The serum and glucocorticoid inducible kinases SGK1-3 stimulate the neutral amino acid transporter SLC6A19.

Cellular physiology and biochemistry : international journal of experimental cellular physiology, biochemistry, and pharmacology (2010-06-01)
Christoph Böhmer, Mentor Sopjani, Fabian Klaus, Ricco Lindner, Jörg Laufer, Shankarganesh Jeyaraj, Florian Lang, Monica Palmada
ABSTRACT

The neutral amino acid transporter SLC6A19 (B(0)AT1) plays a decisive role in transport of neutral amino acids in the kidney and intestine. Recently, mutations in SLC6A19 were identified that result in severe neutral aminoaciduria known as Hartnup disorder. SLC6A19 expression and function is controlled by the brush-border angiotensin-converting enzyme 2 (ACE2). Beyond that the mechanisms regulating SLC6A19 function are unknown. The SLC6A19 sequence contains a conserved putative phosphorylation site for the serum and glucocorticoid inducible kinase isoforms SGK1-3, kinases known to regulate a variety of channels and transporters. The present study explored the role of SGK1-3 in the regulation of SLC6A19. As shown by two-electrode voltage clamp in the Xenopus oocyte expression system, leucine-induced currents in SLC6A19 expressing oocytes were activated by the protein kinases SGK1-3. The putative phosphorylation site on the transporter is not essential for SLC6A19 regulation by the kinases. As determined by quantitative immunoassay and electrophysiology, the kinases increase SLC6A19 currents by increasing the cell surface expression of the protein without altering the affinity of the carrier.

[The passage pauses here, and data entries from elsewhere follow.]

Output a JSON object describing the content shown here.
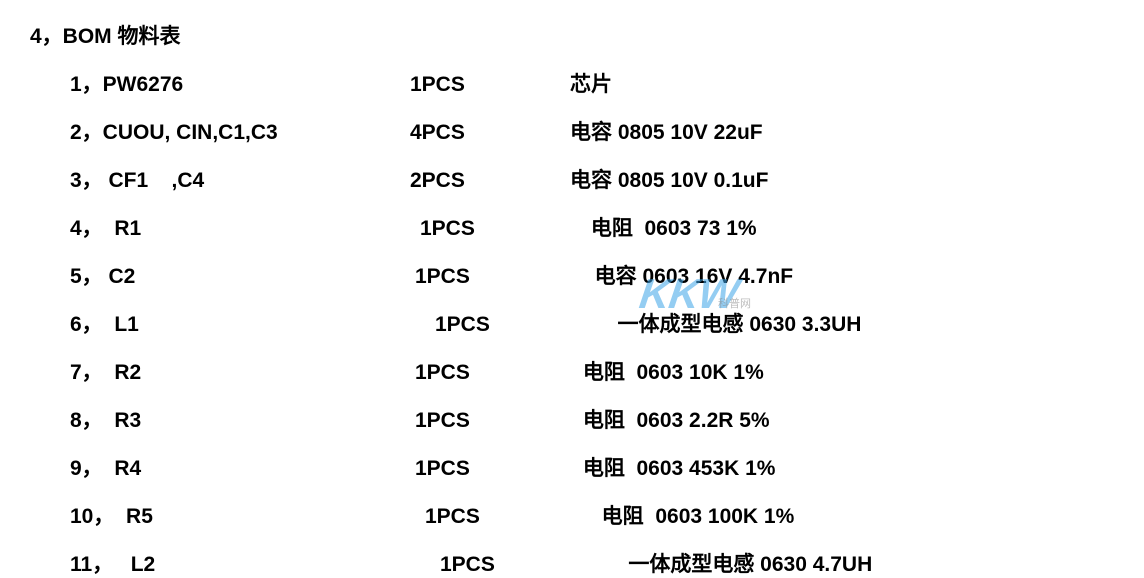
{
  "title": "4，BOM 物料表",
  "rows": [
    {
      "index": "1，",
      "designator": "PW6276",
      "desig_width": 380,
      "qty": "1PCS",
      "qty_pad": 0,
      "desc": "芯片",
      "desc_pad": 50
    },
    {
      "index": "2，",
      "designator": "CUOU, CIN,C1,C3",
      "desig_width": 380,
      "qty": "4PCS",
      "qty_pad": 0,
      "desc": "电容 0805 10V 22uF",
      "desc_pad": 50
    },
    {
      "index": "3，",
      "designator": " CF1    ,C4",
      "desig_width": 380,
      "qty": "2PCS",
      "qty_pad": 0,
      "desc": "电容 0805 10V 0.1uF",
      "desc_pad": 50
    },
    {
      "index": "4，",
      "designator": "  R1",
      "desig_width": 380,
      "qty": "1PCS",
      "qty_pad": 10,
      "desc": " 电阻  0603 73 1%",
      "desc_pad": 55
    },
    {
      "index": "5，",
      "designator": " C2",
      "desig_width": 380,
      "qty": "1PCS",
      "qty_pad": 5,
      "desc": "  电容 0603 16V 4.7nF",
      "desc_pad": 58
    },
    {
      "index": "6，",
      "designator": "  L1",
      "desig_width": 380,
      "qty": "1PCS",
      "qty_pad": 25,
      "desc": "   一体成型电感 0630 3.3UH",
      "desc_pad": 55
    },
    {
      "index": "7，",
      "designator": "  R2",
      "desig_width": 380,
      "qty": "1PCS",
      "qty_pad": 5,
      "desc": " 电阻  0603 10K 1%",
      "desc_pad": 52
    },
    {
      "index": "8，",
      "designator": "  R3",
      "desig_width": 380,
      "qty": "1PCS",
      "qty_pad": 5,
      "desc": " 电阻  0603 2.2R 5%",
      "desc_pad": 52
    },
    {
      "index": "9，",
      "designator": "  R4",
      "desig_width": 380,
      "qty": "1PCS",
      "qty_pad": 5,
      "desc": " 电阻  0603 453K 1%",
      "desc_pad": 52
    },
    {
      "index": "10，",
      "designator": "  R5",
      "desig_width": 380,
      "qty": "1PCS",
      "qty_pad": 15,
      "desc": "  电阻  0603 100K 1%",
      "desc_pad": 55
    },
    {
      "index": "11，",
      "designator": "   L2",
      "desig_width": 380,
      "qty": "1PCS",
      "qty_pad": 30,
      "desc": "    一体成型电感 0630 4.7UH",
      "desc_pad": 55
    }
  ],
  "watermark": {
    "text": "KKW",
    "sub": "科普网"
  },
  "colors": {
    "text": "#000000",
    "background": "#ffffff",
    "watermark": "#3da5e8"
  },
  "fontsize": 21
}
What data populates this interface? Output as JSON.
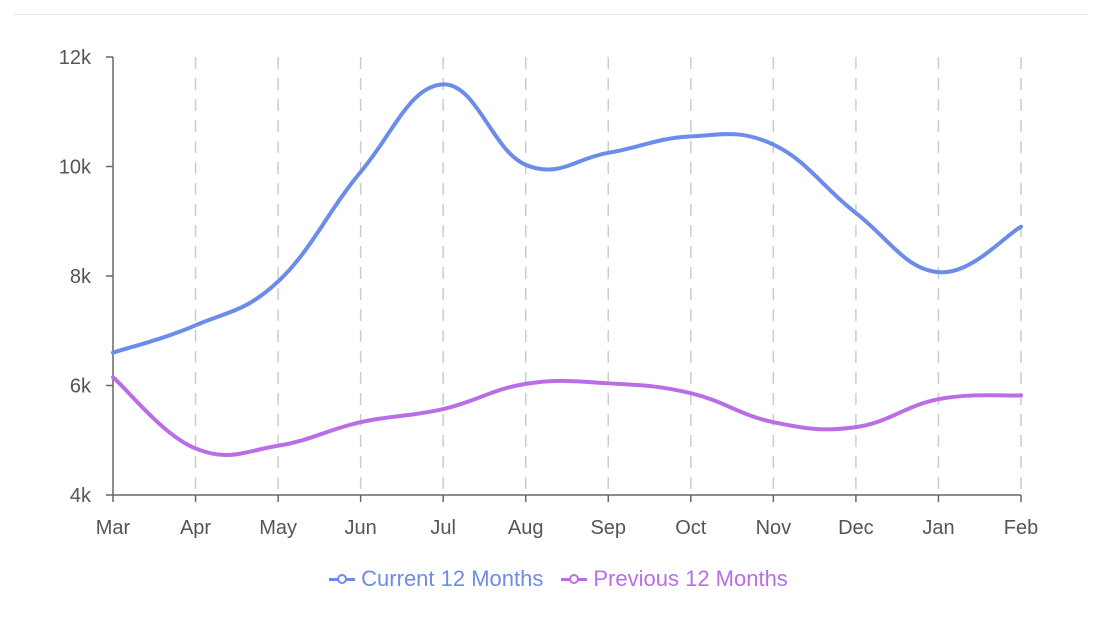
{
  "chart_data": {
    "type": "line",
    "categories": [
      "Mar",
      "Apr",
      "May",
      "Jun",
      "Jul",
      "Aug",
      "Sep",
      "Oct",
      "Nov",
      "Dec",
      "Jan",
      "Feb"
    ],
    "y_ticks": [
      "4k",
      "6k",
      "8k",
      "10k",
      "12k"
    ],
    "ylim": [
      4000,
      12000
    ],
    "grid": "vertical dashed",
    "legend_position": "bottom",
    "series": [
      {
        "name": "Current 12 Months",
        "color": "#6c8cea",
        "values": [
          6600,
          7100,
          7900,
          9900,
          11500,
          10030,
          10250,
          10550,
          10400,
          9150,
          8070,
          8900
        ]
      },
      {
        "name": "Previous 12 Months",
        "color": "#b96ee6",
        "values": [
          6150,
          4850,
          4900,
          5330,
          5570,
          6030,
          6040,
          5860,
          5330,
          5240,
          5750,
          5820
        ]
      }
    ]
  }
}
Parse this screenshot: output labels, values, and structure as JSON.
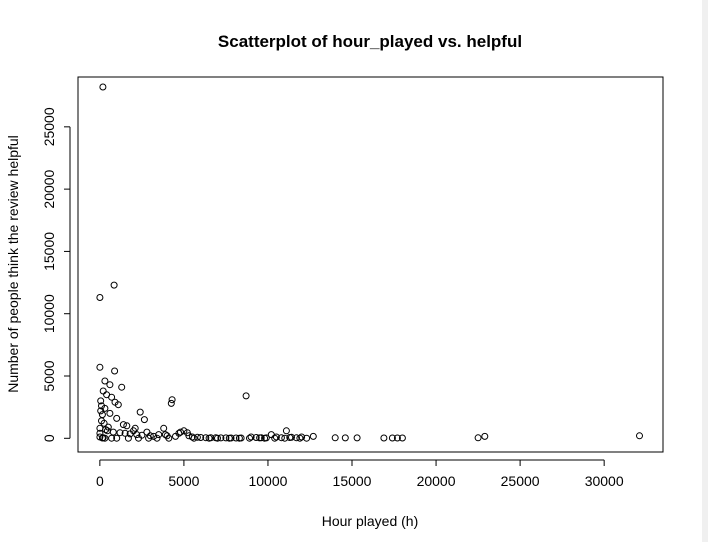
{
  "chart_data": {
    "type": "scatter",
    "title": "Scatterplot of hour_played vs. helpful",
    "xlabel": "Hour played (h)",
    "ylabel": "Number of people think the review helpful",
    "xlim": [
      -1300,
      33500
    ],
    "ylim": [
      -1100,
      29000
    ],
    "xticks": [
      "0",
      "5000",
      "10000",
      "15000",
      "20000",
      "25000",
      "30000"
    ],
    "yticks": [
      "0",
      "5000",
      "10000",
      "15000",
      "20000",
      "25000"
    ],
    "grid": false,
    "legend": "none",
    "series": [
      {
        "point_color": "#000000",
        "x": [
          180,
          0,
          850,
          0,
          880,
          300,
          1300,
          600,
          200,
          400,
          700,
          900,
          1100,
          300,
          50,
          100,
          4300,
          4250,
          8700,
          2400,
          2650,
          1600,
          1000,
          150,
          250,
          500,
          350,
          450,
          800,
          1200,
          1500,
          1800,
          2000,
          2200,
          2500,
          2800,
          3000,
          3200,
          3500,
          3800,
          4000,
          4500,
          4800,
          5000,
          5200,
          5500,
          5800,
          6000,
          6300,
          6600,
          6900,
          7200,
          7500,
          7800,
          8100,
          8400,
          9000,
          9300,
          9600,
          9900,
          10200,
          10500,
          10800,
          11100,
          11400,
          11700,
          12000,
          12700,
          14000,
          14600,
          15300,
          16900,
          17400,
          17700,
          18000,
          22500,
          22900,
          32100,
          9500,
          11300,
          3900,
          5300,
          4700,
          2100,
          1400,
          600,
          100,
          50,
          0,
          0,
          0,
          200,
          150,
          300,
          700,
          1000,
          1700,
          2300,
          2900,
          3400,
          4100,
          5600,
          6500,
          7000,
          7700,
          8300,
          8900,
          9800,
          10400,
          11000,
          11900,
          12300
        ],
        "y": [
          28200,
          11300,
          12300,
          5700,
          5400,
          4600,
          4100,
          4300,
          3800,
          3500,
          3300,
          2900,
          2700,
          2400,
          3000,
          2600,
          3100,
          2800,
          3400,
          2100,
          1500,
          1000,
          1600,
          1900,
          1200,
          900,
          700,
          600,
          500,
          450,
          400,
          350,
          600,
          300,
          250,
          500,
          200,
          150,
          300,
          800,
          200,
          150,
          500,
          600,
          450,
          100,
          80,
          60,
          50,
          40,
          40,
          30,
          30,
          20,
          20,
          20,
          100,
          60,
          40,
          30,
          300,
          100,
          50,
          600,
          80,
          40,
          100,
          150,
          40,
          30,
          30,
          20,
          20,
          20,
          20,
          40,
          150,
          200,
          30,
          60,
          300,
          200,
          400,
          800,
          1100,
          2000,
          1400,
          2200,
          800,
          400,
          100,
          50,
          20,
          10,
          10,
          10,
          10,
          10,
          10,
          10,
          10,
          10,
          10,
          10,
          10,
          10,
          10,
          10,
          10,
          10,
          10,
          10
        ]
      }
    ]
  }
}
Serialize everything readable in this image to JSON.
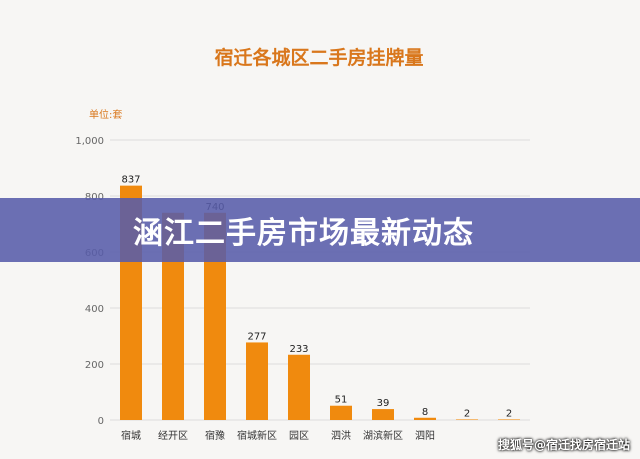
{
  "chart_data": {
    "type": "bar",
    "title": "宿迁各城区二手房挂牌量",
    "unit_label": "单位:套",
    "categories": [
      "宿城",
      "经开区",
      "宿豫",
      "宿城新区",
      "园区",
      "泗洪",
      "湖滨新区",
      "泗阳",
      "",
      ""
    ],
    "values": [
      837,
      740,
      740,
      277,
      233,
      51,
      39,
      8,
      2,
      2
    ],
    "value_labels": [
      "837",
      "",
      "740",
      "277",
      "233",
      "51",
      "39",
      "8",
      "2",
      "2"
    ],
    "y_ticks": [
      "0",
      "200",
      "400",
      "600",
      "800",
      "1,000"
    ],
    "ylim": [
      0,
      1000
    ],
    "grid": true,
    "bar_color": "#f08a0e"
  },
  "banner": {
    "text": "涵江二手房市场最新动态"
  },
  "footer": {
    "text": "搜狐号@宿迁找房宿迁站"
  }
}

Following inhibition of carrier insertion into the cell membrane by treatment with brefeldin A (BFA), the leucine-induced current declined significantly slower in Xenopus oocytes expressing SLC6A19 together with SGK1 than in oocytes expressing SLC6A19 alone, a finding pointing to SGK-mediated transporter stabilization in the plasma membrane. Coexpression of ACE2 markedly increased leucine-induced currents in SLC6A19 expressing oocytes that were further enhanced by SGK1-3 kinases. In conclusion, SGK isoforms are novel potent stimulators of SLC6A19 and may thus participate in the regulation of neutral amino acid transport in vivo.